In my opinion, sustainable living has less to do with aesthetics and more to do with developing, supporting, or advocating for circular models that support the common wellbeing of man and the environment while bridging the gap for more access and equality. Living sustainably requires understanding how to be resourceful and learning new ways to use what already exists. It means being mindful of how lifestyle choices and manufacturing practices impact communities around the world and doing our part to educate ourselves and demand change. In a capitalistic society such as the United States, the spending power of the general public is what drives businesses to change for the better. Though this way of living is new to many people in western societies, it’s important to note that in order to be sustainable, you don’t need to buy anything new or come from privilege or wealth. In our efforts to move society forward, this lifestyle has to be viewed as accessible to everyone despite economic class, race, or ethnicity, to truly be sustainable.

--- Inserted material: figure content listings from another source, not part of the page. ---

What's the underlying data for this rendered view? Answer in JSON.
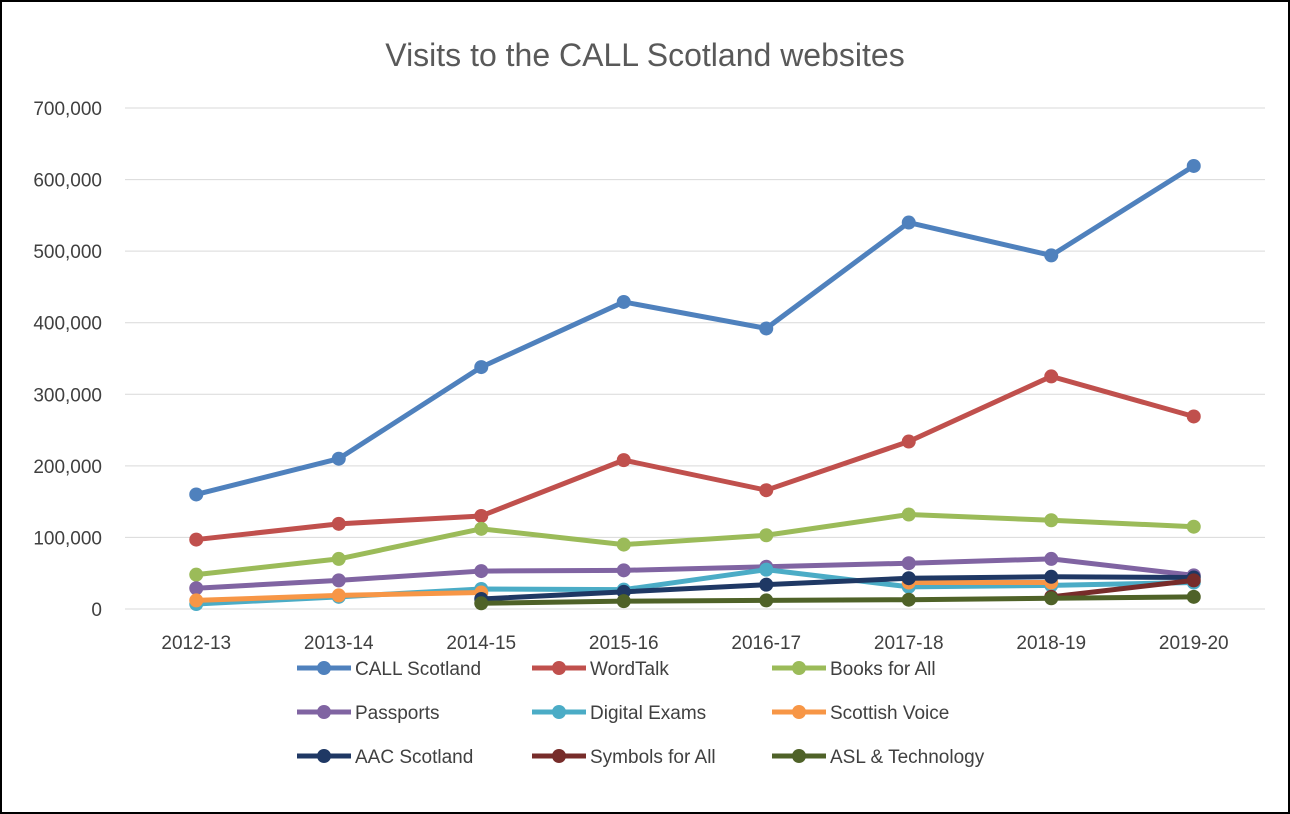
{
  "chart_data": {
    "type": "line",
    "title": "Visits to the CALL Scotland websites",
    "xlabel": "",
    "ylabel": "",
    "categories": [
      "2012-13",
      "2013-14",
      "2014-15",
      "2015-16",
      "2016-17",
      "2017-18",
      "2018-19",
      "2019-20"
    ],
    "ylim": [
      0,
      700000
    ],
    "yticks": [
      "0",
      "100,000",
      "200,000",
      "300,000",
      "400,000",
      "500,000",
      "600,000",
      "700,000"
    ],
    "ytick_values": [
      0,
      100000,
      200000,
      300000,
      400000,
      500000,
      600000,
      700000
    ],
    "grid": true,
    "legend_position": "bottom",
    "series": [
      {
        "name": "CALL Scotland",
        "color": "#4f81bd",
        "values": [
          160000,
          210000,
          338000,
          429000,
          392000,
          540000,
          494000,
          619000
        ]
      },
      {
        "name": "WordTalk",
        "color": "#c0504d",
        "values": [
          97000,
          119000,
          130000,
          208000,
          166000,
          234000,
          325000,
          269000
        ]
      },
      {
        "name": "Books for All",
        "color": "#9bbb59",
        "values": [
          48000,
          70000,
          112000,
          90000,
          103000,
          132000,
          124000,
          115000
        ]
      },
      {
        "name": "Passports",
        "color": "#8064a2",
        "values": [
          29000,
          40000,
          53000,
          54000,
          59000,
          64000,
          70000,
          47000
        ]
      },
      {
        "name": "Digital Exams",
        "color": "#4bacc6",
        "values": [
          7000,
          17000,
          28000,
          27000,
          55000,
          31000,
          33000,
          37000
        ]
      },
      {
        "name": "Scottish Voice",
        "color": "#f79646",
        "values": [
          12000,
          19000,
          23000,
          null,
          null,
          37000,
          37000,
          null
        ]
      },
      {
        "name": "AAC Scotland",
        "color": "#1f3864",
        "values": [
          null,
          null,
          14000,
          24000,
          34000,
          43000,
          45000,
          44000
        ]
      },
      {
        "name": "Symbols for All",
        "color": "#772c2a",
        "values": [
          null,
          null,
          null,
          null,
          null,
          null,
          17000,
          40000
        ]
      },
      {
        "name": "ASL & Technology",
        "color": "#4f6228",
        "values": [
          null,
          null,
          8000,
          11000,
          12000,
          13000,
          15000,
          17000
        ]
      }
    ]
  }
}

To align my personal values with lifestyle choices, I’ve decided to use my platform to share more about conscious living and what that looks like to me. There needs to be more representation of what sustainable living is from diverse groups of people. I’ve talked about the challenges of living a sustainable life in the past and since then, my knowledge and interest surrounding the topic has evolved. With climate change at the forefront of most social and environmental topics, getting black and brown people involved in the conversation is detrimental to the success of this movement.

As this platform grows, my areas of focus will center on consumer goods, fashion, beauty, food equality, low-waste, wellness, and social justice. I also want to take a hands-on approach to and develop skills that support the longevity of being a more conscious individual. My goal isn’t to shame people or make anyone feel guilty about their lifestyle choices. This is about education and spreading awareness so others can make the right choices for the greater good. Living sustainably will look different for everyone but the most important thing is to start where you are and build from there. I look forward to sharing all that I can with you throughout this journey.